Celiac disease (CD) is a prevalent chronic disorder that can have serious medical and psychological consequences for children who have it. In this study, scientists aimed at describing the health-related quality of life (HRQOL) in a large sample of pediatric patients with newly diagnosed CD using the PedsQL 4.0 Generic Core Scales and compared it to those of healthy children and children with nonceliac GI disorders using historical data. The PedsQL was given to 159 newly diagnosed CD children and their parents at the time of their diagnostic esophagogastroduodenoscopy or before their initial dietitian session for gluten-free diet training. Parental and self-report averages PedsQL summary and subscale scores were computed and compared to published averages from a healthy kid sample and a nonceliac GI symptoms sample using 1-sample t-tests. 

Those with newly diagnosed CD showed worse Total Scores, Physical Health, Psychosocial Health, Emotional Functioning, and School Functioning when compared to healthy children, with comparable outcomes on self-report (P < 0.008).
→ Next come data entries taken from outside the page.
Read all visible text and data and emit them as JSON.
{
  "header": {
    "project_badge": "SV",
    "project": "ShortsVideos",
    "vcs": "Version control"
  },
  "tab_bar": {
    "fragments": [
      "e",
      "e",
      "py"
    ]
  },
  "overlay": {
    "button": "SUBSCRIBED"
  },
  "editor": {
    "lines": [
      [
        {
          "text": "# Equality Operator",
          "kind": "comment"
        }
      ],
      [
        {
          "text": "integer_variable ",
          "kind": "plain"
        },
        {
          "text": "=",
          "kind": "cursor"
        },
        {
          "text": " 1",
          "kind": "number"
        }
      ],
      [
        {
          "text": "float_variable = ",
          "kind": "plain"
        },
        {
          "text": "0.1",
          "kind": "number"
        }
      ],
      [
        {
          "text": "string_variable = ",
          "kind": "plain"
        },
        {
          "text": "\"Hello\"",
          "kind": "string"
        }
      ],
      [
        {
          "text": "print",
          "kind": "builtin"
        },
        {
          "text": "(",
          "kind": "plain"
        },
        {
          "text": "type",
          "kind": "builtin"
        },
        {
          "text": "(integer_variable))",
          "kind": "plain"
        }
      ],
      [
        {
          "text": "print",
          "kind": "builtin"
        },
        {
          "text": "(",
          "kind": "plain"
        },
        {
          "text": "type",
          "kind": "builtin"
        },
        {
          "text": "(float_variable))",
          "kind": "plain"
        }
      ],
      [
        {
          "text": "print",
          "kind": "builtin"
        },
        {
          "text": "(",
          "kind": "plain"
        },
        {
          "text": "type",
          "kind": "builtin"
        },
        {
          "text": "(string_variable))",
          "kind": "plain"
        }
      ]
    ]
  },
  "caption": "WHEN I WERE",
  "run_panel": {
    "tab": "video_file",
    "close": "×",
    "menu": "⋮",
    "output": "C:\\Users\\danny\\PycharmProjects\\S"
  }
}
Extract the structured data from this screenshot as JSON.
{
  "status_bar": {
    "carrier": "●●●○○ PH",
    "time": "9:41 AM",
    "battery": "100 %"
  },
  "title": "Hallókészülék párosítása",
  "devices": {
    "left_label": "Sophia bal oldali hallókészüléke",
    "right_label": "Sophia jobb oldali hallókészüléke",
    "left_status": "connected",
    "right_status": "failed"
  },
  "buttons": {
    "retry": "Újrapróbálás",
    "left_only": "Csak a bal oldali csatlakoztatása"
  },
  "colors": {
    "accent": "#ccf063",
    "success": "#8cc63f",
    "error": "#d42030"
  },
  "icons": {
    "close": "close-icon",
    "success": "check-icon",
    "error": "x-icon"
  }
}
Clinically significant scores for School Functioning were reported in 55.9% of the CD sample, 62.7% for Physical Health, 54.4% for Emotional Functioning, 43.7% for Social Functioning, and 49% for Total Score.

Children and adolescents with newly diagnosed Celiac disease reported worse HRQOL than healthy children and HRQOL equivalent to those with non-celiac GI disorders. Patients who have deficiencies in areas such as school or emotional functioning may benefit from early treatments such as a Section 504 plan or a visit with a psychologist or social worker.